Por que essa fixação com a velocidade? Porque neste mundo o
tempo passa mais lentamente para as pessoas em movimento. Assim, todos se movem em alta velocidade, para ganhar tempo.
O efeito velocidade não foi notado até a invenção do motor de
combustão interna e os primórdios dos meios de transporte rápido. Em 8 de setembro de 1889, o
sr. Randolph Whig, de Surrey, levou sua sogra para Londres em
seu novo automóvel, em alta velocidade. Para sua satisfação, levou
metade do tempo que previra
-ele mal havia começado a conversar- e resolver estudar o fenômeno. Depois que suas pesquisas foram publicadas, ninguém
andou devagar novamente.
Como tempo é dinheiro, aspectos financeiros têm o poder de determinar que cada casa corretora,
cada fábrica, cada mercearia se
movimente sempre na maior velocidade possível a fim de conquistar vantagens sobre os concorrentes. Essas construções são
equipadas com gigantescos motores propulsores e nunca estão
paradas. Seus motores e virabrequim bramem muito mais alto
que os equipamentos e pessoas
dentro delas.
Da mesma forma, casas são
vendidas levando-se em conta
não apenas seu tamanho e estilo
arquitetônico mas também sua
velocidade. Pois, quanto mais rapidamente se movimenta uma casa, mais lentamente giram os
ponteiros dos relógios dentro dela
e mais tempo disponível sobra
para seus ocupantes. Dependendo da velocidade, uma pessoa
dentro de uma casa rápida pode
ganhar vários minutos em relação
aos vizinhos em apenas um dia.
Essa obsessão com velocidade
também vigora à noite, quando
um tempo precioso pode ser perdido, ou conquistado, durante o
sono. À noite, as ruas são iluminadas de modo a evitar colisões entre as casas em movimento, o que
sempre é fatal. À noite, as pessoas
sonham com velocidade, juventude e oportunidade.

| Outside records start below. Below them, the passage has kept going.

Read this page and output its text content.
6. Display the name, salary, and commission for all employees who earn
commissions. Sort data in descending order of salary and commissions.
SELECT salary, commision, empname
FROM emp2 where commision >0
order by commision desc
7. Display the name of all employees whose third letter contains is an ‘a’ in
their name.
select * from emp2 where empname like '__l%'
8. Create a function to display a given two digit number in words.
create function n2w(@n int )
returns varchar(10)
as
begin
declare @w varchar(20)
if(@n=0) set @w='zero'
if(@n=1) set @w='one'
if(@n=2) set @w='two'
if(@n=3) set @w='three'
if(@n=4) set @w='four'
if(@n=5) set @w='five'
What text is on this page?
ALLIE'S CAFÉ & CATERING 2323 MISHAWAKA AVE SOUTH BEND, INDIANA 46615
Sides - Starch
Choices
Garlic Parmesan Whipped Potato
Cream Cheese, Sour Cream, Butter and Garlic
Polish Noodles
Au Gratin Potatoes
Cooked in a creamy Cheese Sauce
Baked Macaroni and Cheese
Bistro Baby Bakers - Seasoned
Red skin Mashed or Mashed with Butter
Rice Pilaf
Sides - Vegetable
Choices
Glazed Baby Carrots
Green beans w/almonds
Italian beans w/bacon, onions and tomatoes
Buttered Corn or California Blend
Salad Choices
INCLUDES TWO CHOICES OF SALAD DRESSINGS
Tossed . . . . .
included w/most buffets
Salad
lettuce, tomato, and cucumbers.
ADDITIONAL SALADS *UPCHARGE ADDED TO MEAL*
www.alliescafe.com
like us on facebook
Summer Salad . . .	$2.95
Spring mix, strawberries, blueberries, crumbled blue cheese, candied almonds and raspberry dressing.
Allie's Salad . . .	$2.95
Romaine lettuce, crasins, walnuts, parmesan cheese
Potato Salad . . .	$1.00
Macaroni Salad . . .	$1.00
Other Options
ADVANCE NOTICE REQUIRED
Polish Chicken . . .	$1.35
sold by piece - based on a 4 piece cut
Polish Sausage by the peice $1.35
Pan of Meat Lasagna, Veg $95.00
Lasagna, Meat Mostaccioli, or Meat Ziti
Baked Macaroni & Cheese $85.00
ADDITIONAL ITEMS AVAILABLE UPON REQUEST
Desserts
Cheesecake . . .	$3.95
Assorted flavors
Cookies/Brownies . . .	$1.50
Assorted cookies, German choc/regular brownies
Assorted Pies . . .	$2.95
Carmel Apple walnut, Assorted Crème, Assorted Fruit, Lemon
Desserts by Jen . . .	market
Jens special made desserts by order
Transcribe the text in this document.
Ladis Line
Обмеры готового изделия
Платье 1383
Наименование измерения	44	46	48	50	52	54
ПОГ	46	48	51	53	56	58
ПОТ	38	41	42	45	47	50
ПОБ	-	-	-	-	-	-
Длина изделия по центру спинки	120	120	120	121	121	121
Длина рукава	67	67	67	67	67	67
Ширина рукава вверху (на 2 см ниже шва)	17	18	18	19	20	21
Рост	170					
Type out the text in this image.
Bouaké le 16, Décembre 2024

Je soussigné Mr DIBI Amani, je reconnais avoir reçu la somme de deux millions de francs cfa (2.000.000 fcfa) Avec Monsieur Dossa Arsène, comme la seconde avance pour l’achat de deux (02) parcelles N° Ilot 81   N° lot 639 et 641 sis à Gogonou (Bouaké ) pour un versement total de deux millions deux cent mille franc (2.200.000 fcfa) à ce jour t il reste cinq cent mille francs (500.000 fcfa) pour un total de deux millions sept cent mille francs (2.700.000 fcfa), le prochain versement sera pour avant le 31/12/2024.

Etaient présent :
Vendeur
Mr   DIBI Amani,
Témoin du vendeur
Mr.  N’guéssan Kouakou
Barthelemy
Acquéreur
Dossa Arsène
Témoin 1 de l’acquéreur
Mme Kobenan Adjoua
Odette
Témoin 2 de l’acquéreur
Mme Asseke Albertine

Neste mundo de alta velocidade, um fato foi apenas lentamente
apreciado. Por tautologia lógica, o
efeito movimento é totalmente
relativo. Porque, quando duas
pessoas se cruzam na rua, cada
uma percebe a outra em movimento, assim como um homem
em um trem percebe as árvores
voando na frente de sua janela.
Conseqüentemente, quando duas
pessoas passam na rua, cada uma
vê o tempo da outra fluir mais lentamente. Esta reciprocidade é
enlouquecedora. Mais enlouquecedor ainda: quanto mais rapidamente alguém ultrapassa um vizinho, mais rapidamente o vizinho
parece estar passando.
Frustradas e desanimadas, algumas pessoas param de olhar pela
janela. Com as cortinas fechadas,
elas nunca sabem quão rapidamente estão se movendo, quão
rapidamente estão se movendo
seus vizinhos e concorrentes. Levantam-se de manhã, tomam banho, compram pão trançado com
presunto, trabalham em suas mesas, ouvem música, conversam
com os filhos, têm uma vida prazerosa.
Alguns afirmam que somente o
relógio gigante em Kramgasse
conta o tempo verdadeiro, que ele
mesmo está imóvel. Outros destacam que esse mesmo relógio está
em movimento quando visto do
rio Aare, ou de uma nuvem.
Alan Lightman é físico, escritor e professor do Instituto de Tecnologia de Massachusetts, EUA. Este conto integra o livro
"Sonhos de Einstein" (Cia. das Letras)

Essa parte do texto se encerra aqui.